PALMER — About 300 teachers packed a Mat-Su school board meeting Wednesday night to voice frustrations over a contract stalemate amid skyrocketing health care costs.
Many at the regular meeting held at Matanuska-Susitna Borough District headquarters in Palmer were dressed in black and held yellow signs saying "Respect=Fair contract."
Mat-Su teachers, like their counterparts in Anchorage, are working without a contract. The multi-year negotiated agreements that both districts operate under ended June 30. Anchorage teachers rejected an offer last week.
But there's no contract to reject in Mat-Su — or room for negotiations.
The district and teachers union declared an impasse Nov. 9, according to district spokeswoman Jillian Morrissey. That means mediation starting late December or early January.
"There is no more coming to the table," Morrissey said in an interview Thursday.
Health insurance is at the center of the debate because it costs the district $40 million a year, second only to teacher salaries, officials say.
Teachers want the district to "move toward the middle" in future negotiations, Tim Walters, president of the Mat-Su Education Association teachers union, told the board Wednesday night.
Walters characterized the district's current offer as teachers working as hard as they do now — or harder — for three days less pay.

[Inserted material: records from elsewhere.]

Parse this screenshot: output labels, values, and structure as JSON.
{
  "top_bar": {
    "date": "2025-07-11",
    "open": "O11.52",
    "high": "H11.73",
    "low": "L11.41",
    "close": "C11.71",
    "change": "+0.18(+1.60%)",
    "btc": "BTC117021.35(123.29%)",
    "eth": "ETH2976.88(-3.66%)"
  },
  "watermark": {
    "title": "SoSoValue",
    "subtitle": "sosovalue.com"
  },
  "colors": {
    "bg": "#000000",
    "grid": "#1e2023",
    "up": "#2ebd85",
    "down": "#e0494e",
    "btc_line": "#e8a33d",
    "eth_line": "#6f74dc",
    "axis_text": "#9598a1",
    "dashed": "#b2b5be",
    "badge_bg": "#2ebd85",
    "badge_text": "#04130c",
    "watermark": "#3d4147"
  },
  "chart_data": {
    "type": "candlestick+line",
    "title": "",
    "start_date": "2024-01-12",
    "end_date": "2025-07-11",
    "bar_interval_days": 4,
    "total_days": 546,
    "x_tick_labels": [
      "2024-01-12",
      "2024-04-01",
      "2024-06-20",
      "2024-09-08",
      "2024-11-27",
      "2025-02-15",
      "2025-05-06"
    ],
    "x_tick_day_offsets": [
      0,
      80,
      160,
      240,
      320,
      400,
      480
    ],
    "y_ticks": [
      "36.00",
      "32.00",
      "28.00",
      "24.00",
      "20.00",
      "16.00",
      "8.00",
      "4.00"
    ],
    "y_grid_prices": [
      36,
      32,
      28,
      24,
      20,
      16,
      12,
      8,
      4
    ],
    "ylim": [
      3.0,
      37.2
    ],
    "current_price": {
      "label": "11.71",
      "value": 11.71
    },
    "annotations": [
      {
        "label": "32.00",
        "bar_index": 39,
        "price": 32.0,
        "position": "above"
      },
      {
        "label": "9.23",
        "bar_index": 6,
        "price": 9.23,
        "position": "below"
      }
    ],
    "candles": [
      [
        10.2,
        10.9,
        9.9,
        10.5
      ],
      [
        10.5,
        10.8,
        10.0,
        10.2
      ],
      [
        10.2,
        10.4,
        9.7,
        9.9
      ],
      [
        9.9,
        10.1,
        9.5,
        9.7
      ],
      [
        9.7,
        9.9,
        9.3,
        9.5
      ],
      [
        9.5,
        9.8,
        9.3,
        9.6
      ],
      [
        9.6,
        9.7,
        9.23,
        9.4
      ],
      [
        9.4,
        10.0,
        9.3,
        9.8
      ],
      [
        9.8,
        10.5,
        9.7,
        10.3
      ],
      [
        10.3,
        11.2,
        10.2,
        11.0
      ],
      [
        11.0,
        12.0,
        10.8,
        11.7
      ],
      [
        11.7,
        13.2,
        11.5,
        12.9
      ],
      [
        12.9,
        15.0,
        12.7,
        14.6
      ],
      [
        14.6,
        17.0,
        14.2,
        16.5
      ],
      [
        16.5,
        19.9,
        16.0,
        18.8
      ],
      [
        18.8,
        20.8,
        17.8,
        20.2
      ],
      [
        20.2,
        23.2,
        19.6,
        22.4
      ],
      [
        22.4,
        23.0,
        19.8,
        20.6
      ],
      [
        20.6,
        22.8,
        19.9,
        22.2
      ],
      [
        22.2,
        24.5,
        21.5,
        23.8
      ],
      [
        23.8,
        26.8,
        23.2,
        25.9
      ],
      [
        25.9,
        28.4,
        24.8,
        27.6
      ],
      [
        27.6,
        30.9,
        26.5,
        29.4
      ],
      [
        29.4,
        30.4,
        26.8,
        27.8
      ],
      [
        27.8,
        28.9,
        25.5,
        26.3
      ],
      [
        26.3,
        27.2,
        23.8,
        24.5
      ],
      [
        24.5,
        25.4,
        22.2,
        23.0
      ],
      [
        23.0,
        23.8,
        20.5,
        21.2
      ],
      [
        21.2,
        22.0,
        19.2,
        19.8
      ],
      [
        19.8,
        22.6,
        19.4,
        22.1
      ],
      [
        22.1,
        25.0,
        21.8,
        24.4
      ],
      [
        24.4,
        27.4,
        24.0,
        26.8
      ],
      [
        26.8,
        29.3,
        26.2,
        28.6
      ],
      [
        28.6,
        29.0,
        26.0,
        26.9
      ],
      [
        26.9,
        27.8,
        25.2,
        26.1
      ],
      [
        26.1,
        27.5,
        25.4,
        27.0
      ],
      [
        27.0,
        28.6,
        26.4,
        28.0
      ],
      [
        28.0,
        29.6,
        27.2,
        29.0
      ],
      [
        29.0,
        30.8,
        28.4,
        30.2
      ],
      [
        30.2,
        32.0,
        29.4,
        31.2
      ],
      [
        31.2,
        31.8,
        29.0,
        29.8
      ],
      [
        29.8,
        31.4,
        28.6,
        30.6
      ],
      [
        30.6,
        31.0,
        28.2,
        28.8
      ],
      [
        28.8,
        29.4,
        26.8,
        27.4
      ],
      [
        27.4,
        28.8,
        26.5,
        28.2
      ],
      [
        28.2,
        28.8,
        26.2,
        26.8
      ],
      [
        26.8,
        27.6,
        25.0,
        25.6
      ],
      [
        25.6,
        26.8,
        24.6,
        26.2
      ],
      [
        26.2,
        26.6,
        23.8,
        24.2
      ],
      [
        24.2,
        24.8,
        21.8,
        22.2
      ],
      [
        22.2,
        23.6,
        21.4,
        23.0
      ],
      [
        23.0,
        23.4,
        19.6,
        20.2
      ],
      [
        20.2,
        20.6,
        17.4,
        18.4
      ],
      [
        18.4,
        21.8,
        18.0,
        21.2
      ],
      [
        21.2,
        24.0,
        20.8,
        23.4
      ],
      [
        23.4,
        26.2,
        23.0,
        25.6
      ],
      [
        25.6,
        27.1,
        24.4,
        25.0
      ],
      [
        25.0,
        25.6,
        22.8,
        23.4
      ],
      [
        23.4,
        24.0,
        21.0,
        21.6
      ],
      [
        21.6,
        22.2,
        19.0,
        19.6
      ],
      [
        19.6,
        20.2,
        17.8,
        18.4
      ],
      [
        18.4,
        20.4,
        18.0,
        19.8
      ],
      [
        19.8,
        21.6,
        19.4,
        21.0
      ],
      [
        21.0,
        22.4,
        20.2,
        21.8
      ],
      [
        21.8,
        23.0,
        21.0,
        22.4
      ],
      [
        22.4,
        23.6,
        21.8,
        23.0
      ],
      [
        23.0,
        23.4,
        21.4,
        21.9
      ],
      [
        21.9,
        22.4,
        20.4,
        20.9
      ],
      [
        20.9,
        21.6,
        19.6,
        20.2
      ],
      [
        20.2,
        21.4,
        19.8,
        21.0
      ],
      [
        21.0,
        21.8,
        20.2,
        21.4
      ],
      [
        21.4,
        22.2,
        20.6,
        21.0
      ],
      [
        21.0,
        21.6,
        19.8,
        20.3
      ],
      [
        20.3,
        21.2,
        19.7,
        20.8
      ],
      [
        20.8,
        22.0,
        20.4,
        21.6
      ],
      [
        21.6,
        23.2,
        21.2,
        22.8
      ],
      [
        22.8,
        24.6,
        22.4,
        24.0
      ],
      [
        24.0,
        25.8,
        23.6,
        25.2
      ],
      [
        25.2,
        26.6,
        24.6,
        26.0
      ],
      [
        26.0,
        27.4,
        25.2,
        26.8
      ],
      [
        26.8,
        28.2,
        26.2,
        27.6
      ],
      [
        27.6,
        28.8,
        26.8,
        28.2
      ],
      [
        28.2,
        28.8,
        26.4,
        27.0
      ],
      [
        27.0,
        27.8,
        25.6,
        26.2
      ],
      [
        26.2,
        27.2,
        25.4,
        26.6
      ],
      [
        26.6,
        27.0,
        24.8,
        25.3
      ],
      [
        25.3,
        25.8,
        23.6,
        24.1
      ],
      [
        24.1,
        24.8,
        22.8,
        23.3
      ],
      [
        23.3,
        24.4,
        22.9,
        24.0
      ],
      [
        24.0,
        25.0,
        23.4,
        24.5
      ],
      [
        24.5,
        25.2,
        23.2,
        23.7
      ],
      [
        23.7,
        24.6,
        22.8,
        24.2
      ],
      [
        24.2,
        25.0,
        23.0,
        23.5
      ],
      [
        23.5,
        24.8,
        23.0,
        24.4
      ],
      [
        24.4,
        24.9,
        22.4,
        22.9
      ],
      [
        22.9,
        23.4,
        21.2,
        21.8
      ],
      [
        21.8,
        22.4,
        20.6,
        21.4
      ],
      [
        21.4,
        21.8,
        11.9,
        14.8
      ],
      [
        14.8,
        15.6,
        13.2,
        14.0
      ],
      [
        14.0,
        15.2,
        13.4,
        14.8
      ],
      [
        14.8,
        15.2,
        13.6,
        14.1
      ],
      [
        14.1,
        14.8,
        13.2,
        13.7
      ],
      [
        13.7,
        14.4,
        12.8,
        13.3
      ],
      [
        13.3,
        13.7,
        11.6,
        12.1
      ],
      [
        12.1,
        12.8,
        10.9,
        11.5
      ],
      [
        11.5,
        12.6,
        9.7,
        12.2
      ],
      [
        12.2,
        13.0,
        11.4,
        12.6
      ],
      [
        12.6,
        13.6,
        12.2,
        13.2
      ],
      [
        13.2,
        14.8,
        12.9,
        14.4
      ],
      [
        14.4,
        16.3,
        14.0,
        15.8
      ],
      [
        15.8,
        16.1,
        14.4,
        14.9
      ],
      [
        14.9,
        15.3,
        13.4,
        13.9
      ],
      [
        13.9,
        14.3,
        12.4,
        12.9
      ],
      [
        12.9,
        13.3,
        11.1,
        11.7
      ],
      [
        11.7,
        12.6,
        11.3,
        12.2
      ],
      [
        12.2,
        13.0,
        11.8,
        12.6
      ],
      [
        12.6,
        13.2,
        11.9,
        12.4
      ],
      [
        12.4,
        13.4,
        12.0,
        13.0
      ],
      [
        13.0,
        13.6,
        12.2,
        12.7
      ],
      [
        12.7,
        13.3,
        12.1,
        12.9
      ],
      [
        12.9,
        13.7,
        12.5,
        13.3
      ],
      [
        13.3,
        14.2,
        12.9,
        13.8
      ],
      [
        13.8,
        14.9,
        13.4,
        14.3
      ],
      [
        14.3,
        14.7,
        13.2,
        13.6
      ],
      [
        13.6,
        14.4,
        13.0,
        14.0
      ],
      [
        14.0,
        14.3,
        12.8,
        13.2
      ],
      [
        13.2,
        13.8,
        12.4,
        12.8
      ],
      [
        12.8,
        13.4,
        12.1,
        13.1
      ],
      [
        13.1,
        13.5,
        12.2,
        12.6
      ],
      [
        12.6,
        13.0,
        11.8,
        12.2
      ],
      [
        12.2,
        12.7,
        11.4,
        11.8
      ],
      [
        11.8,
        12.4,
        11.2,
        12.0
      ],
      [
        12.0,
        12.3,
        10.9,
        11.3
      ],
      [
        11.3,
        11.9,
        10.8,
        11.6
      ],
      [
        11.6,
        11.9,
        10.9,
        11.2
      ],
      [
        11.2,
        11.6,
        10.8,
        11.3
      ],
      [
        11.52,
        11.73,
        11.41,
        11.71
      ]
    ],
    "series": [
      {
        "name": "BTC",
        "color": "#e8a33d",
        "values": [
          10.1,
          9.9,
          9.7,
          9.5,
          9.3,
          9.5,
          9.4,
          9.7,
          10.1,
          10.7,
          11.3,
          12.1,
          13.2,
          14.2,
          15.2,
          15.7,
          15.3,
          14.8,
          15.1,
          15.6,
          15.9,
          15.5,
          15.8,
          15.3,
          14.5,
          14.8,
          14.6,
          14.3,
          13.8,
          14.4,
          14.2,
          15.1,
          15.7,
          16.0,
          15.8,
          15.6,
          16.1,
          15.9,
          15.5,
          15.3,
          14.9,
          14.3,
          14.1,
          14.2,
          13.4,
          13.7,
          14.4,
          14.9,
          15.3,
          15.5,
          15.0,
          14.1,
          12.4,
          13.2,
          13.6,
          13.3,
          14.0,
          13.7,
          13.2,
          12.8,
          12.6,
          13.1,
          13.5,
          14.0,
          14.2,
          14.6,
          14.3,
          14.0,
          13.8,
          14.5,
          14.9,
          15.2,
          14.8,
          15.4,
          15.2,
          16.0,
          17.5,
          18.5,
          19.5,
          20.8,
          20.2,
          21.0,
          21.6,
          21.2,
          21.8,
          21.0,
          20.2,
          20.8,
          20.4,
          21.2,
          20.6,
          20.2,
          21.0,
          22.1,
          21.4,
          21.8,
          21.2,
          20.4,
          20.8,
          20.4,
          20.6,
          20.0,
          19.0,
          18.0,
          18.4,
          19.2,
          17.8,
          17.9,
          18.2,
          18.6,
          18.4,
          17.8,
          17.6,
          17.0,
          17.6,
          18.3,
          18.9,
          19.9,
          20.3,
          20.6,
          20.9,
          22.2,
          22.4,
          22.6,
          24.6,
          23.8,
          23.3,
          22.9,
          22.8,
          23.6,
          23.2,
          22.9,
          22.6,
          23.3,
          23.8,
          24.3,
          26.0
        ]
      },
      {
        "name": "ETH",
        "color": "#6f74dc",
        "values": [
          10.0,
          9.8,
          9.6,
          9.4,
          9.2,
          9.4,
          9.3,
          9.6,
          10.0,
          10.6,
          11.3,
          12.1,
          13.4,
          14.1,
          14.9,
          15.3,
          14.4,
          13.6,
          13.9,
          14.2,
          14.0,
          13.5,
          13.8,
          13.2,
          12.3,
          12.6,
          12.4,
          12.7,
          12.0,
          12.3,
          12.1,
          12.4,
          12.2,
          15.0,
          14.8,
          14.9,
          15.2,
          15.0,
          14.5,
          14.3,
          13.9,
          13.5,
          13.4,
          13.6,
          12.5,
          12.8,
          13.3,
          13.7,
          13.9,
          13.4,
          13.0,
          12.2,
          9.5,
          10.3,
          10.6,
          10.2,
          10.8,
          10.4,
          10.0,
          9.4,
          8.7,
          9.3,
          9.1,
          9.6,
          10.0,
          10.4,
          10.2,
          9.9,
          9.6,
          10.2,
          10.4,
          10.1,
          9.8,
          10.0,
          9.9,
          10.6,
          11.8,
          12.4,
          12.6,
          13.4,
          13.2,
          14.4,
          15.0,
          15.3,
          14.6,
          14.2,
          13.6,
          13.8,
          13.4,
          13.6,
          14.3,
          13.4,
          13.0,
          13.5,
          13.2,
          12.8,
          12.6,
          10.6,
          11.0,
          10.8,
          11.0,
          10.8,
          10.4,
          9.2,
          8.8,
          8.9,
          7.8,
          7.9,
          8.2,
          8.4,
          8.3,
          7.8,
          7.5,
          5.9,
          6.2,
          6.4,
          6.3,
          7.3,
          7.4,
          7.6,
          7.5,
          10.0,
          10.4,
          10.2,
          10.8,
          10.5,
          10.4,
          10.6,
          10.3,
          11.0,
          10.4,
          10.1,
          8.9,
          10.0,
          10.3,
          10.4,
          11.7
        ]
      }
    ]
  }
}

He also said the district wants teachers to pay another $2,100 in annual insurance premiums, plus any potential increases next year.
District officials, however, say have not yet calculated any cost increases. Premiums will be released in spring by the Public Education Health Trust, the NEA-Alaska program that provides health insurance for Mat-Su teachers.
In another point of contention, the district has requested that the trust release aggregate claims data — a collection of health expenses in categories, according to information on the district's negotiations update web page.
The data, the district site continues, "is NOT a reporting of health records by (a) person. It is NOT a summary of personal identifiable records for you or your dependents."
Nonetheless, several teachers accused the district of trying to get private health information to see if adopting a self-insured model pencils out for Mat-Su.
Dianne Shibe, an English teacher at Colony High School and teachers union vice president, accused the district of sabotaging negotiations to force the trust to provide health information that's unethical for it to release.
"They're holding the negotiations hostage," Shibe said.
School board members Wednesday night pressed the trust's chief financial officer, Rhonda Kitter, to release the claims information to help the district make sure they're getting a good deal.
The health trust does not give out information on claims, Kitter said firmly during several exchanges.
"We want to know if you really are, and you may be, the best thing we could ever look for," said school board member Ole Larson, referring to the trust. "But we don't know that. What would be wrong with giving us claims data and seeing if the Public Health Trust is the best thing?"
District administrators can "easily" get a quote from Premera or any other potential insurers without the information, Kitter responded.
"You don't need claims data to shop around," she said later, to another board member's question.
The district has made no decisions on future health insurance options, Morrissey said Thursday.
The Mat-Su district operates 47 school sites with nearly 19,000 students in the state's fastest growing area, a borough the size of West Virginia with more than 100,000 residents.
The district's poverty rate rose 30 percent from 2000 to 2010, according to superintendent Monica Goyette.
Numerous teachers told the board they're juggling the standard teacher's workload but also buying furniture and supplies, coming in early and working late, and juggling extra duties.
Wendy DeGraffenried, school nurse at Wasilla Middle School, created an after-school program to teach students about emotions and give them mindfulness strategies.
DeGraffenried also serves on the school's trauma-sensitive team. Students suffering from serious problems show up in her office. She trains other teachers.
None of it is easy, she said. "There is no reason that us, as adults, cannot take the suffering that we potentially are looking at and come to the table."